Aktuell sinken die 2-Jahres-Zinsen schon seit einigen Monaten – in den USA wurde der Höhepunkt mit 5,22% im Oktober (aktuell 4,96%) und in Deutschland mit 3,36% (aktuell 3,08%) im Juli des letzten Jahres erreicht (Grafiken 1 und 2, dunkelblaue Linie).
Die Zinssenkungserwartungen werden durch die hohe Rezessionswahrscheinlichkeit, die die US-Zentralbank errechnet (Grafik 3) und durch die Frühindikatoren für die Konjunkturentwicklung in diversen Industrieländern (Grafiken 4, 10, 16) und in China (Grafik 26) gestützt.
Das Rezessionsprognosemodell der US-Zentralbank hatte bereits im Januar 2023 einen sehr hohen Wert erreicht, ohne dass – anders als bei allen Rezessionen der letzten 55 Jahre – bisher eine Rezession eingetreten ist. Der Grund dafür liegt in der enormen Neuverschuldung der US-Regierung (siehe dazu den Kapitalmarktausblick vom Februar 2024, den Sie hier finden).
Der Leading Economic Indicator (LEI) des 1916 gegründeten Prognoseinstituts The Conference Board zeigt sogar schon seit Dezember 2021 wie vor jeder Rezession seit 1970 eine deutlich abwärtsgerichtete Tendenz (Grafik 4). Der Indikator fiel vor allen Rezessionen bis zu deren Beginn um 4% bis 7% (Grafik 5). Diesmal hat er seit seinem letzten Höhepunkt bereits 13% verloren, ohne dass die Konjunktur Schwäche zeigt – extrem hohe Staatsausgaben können also tatsächlich eine längst fällige Rezession verzögern, vermutlich bis zur Wahl des nächsten US-Präsidenten am 5. November 2024.

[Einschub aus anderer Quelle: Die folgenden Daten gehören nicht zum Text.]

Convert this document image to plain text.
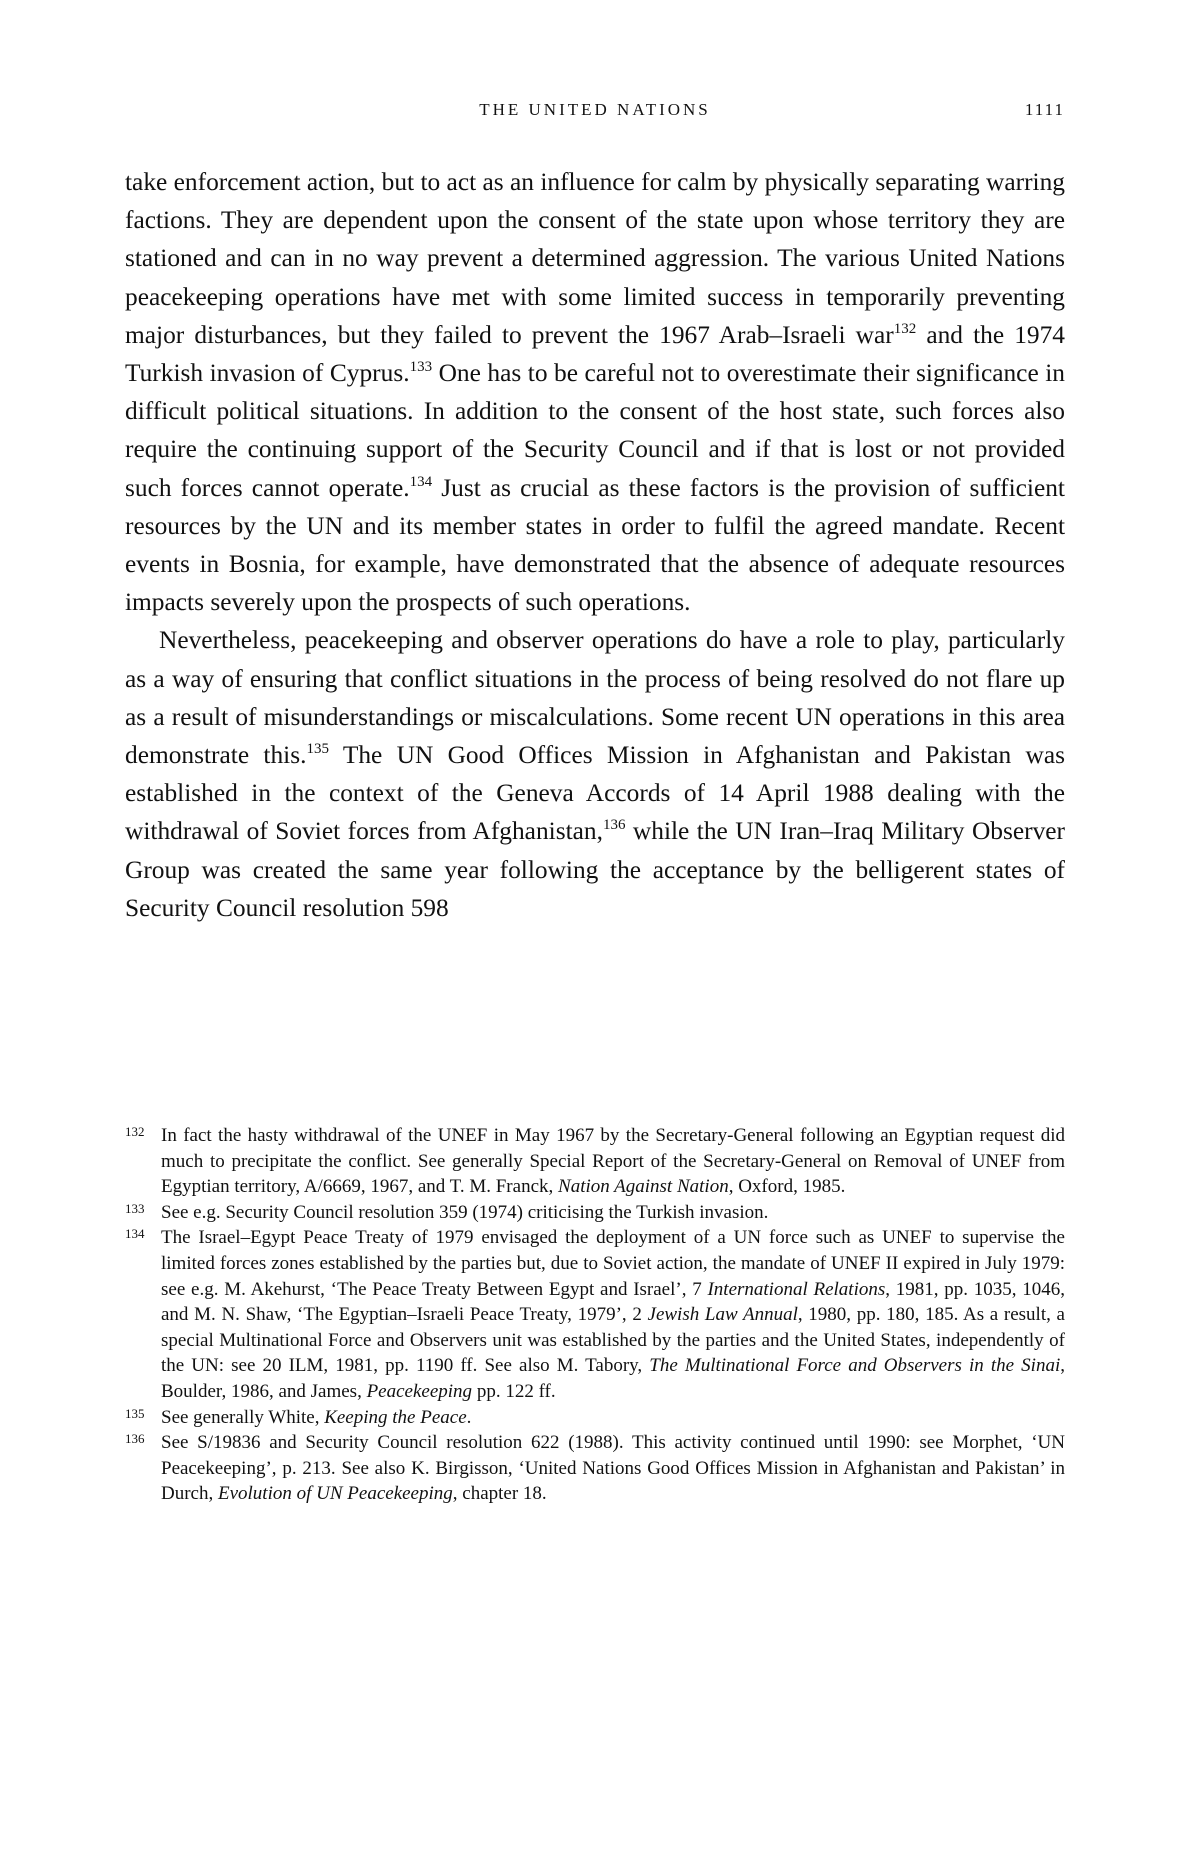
THE UNITED NATIONS	1111

take enforcement action, but to act as an influence for calm by physically separating warring factions. They are dependent upon the consent of the state upon whose territory they are stationed and can in no way prevent a determined aggression. The various United Nations peacekeeping operations have met with some limited success in temporarily preventing major disturbances, but they failed to prevent the 1967 Arab–Israeli war$^{132}$ and the 1974 Turkish invasion of Cyprus.$^{133}$ One has to be careful not to overestimate their significance in difficult political situations. In addition to the consent of the host state, such forces also require the continuing support of the Security Council and if that is lost or not provided such forces cannot operate.$^{134}$ Just as crucial as these factors is the provision of sufficient resources by the UN and its member states in order to fulfil the agreed mandate. Recent events in Bosnia, for example, have demonstrated that the absence of adequate resources impacts severely upon the prospects of such operations.

Nevertheless, peacekeeping and observer operations do have a role to play, particularly as a way of ensuring that conflict situations in the process of being resolved do not flare up as a result of misunderstandings or miscalculations. Some recent UN operations in this area demonstrate this.$^{135}$ The UN Good Offices Mission in Afghanistan and Pakistan was established in the context of the Geneva Accords of 14 April 1988 dealing with the withdrawal of Soviet forces from Afghanistan,$^{136}$ while the UN Iran–Iraq Military Observer Group was created the same year following the acceptance by the belligerent states of Security Council resolution 598

132 In fact the hasty withdrawal of the UNEF in May 1967 by the Secretary-General following an Egyptian request did much to precipitate the conflict. See generally Special Report of the Secretary-General on Removal of UNEF from Egyptian territory, A/6669, 1967, and T. M. Franck, Nation Against Nation, Oxford, 1985.

133 See e.g. Security Council resolution 359 (1974) criticising the Turkish invasion.

134 The Israel–Egypt Peace Treaty of 1979 envisaged the deployment of a UN force such as UNEF to supervise the limited forces zones established by the parties but, due to Soviet action, the mandate of UNEF II expired in July 1979: see e.g. M. Akehurst, ‘The Peace Treaty Between Egypt and Israel’, 7 International Relations, 1981, pp. 1035, 1046, and M. N. Shaw, ‘The Egyptian–Israeli Peace Treaty, 1979’, 2 Jewish Law Annual, 1980, pp. 180, 185. As a result, a special Multinational Force and Observers unit was established by the parties and the United States, independently of the UN: see 20 ILM, 1981, pp. 1190 ff. See also M. Tabory, The Multinational Force and Observers in the Sinai, Boulder, 1986, and James, Peacekeeping pp. 122 ff.

135 See generally White, Keeping the Peace.

136 See S/19836 and Security Council resolution 622 (1988). This activity continued until 1990: see Morphet, ‘UN Peacekeeping’, p. 213. See also K. Birgisson, ‘United Nations Good Offices Mission in Afghanistan and Pakistan’ in Durch, Evolution of UN Peacekeeping, chapter 18.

Der US-Aktienmarkt verhält sich ebenfalls ungewöhnlich. Mit Ausnahme einer kurzen Periode nach der ersten Ölkrise 1974, als der Aktienmarkt dem hochschnellenden Frühindikator nicht gefolgt ist, verliefen die Bewegungen der Aktienkurse und des Frühindikators parallel (Grafik 6, die Aktienkurse und die LEIs werden hier und in den folgenden Grafiken trendbereinigt gezeigt). Damit ist der Aufschwung der Aktienkurse seit September 2022 bei stark fallendem LEI sehr auffällig. Zum Teil kann man diesen Anstieg mit der Euphorie bei den großen Technologieaktien erklären, zumal bei den kleineren Aktiengesellschaften (Small Caps, Grafik 7) keine entsprechende Aufwärtsbewegung zu verzeichnen war.
Auf den kräftigen Anstieg der Zinsen für 10-jährige Staatsanleihen seit 2021 haben die Small Caps deutlich stärker mit einer unterdurchschnittlichen Kursentwicklung reagiert als die großen Firmen (Grafiken 8 und 9). Sollte der erwartete Zinsrückgang einsetzen, dürften die Small Caps davon stärker profitieren, da sie in den letzten Jahren eine sehr negative Korrelation zu den Zinsen gezeigt hatten.
Auch in der Eurozone ist ein geeigneter Frühindikator, der von der Europäischen Kommission berechnete Geschäftsklimaindikator, zuverlässig vor jeder Rezession gefallen (Grafiken 10 und 11) und befindet sich nach der kurzen Rezession im Jahr 2023 weiterhin in einer Abwärtsbewegung.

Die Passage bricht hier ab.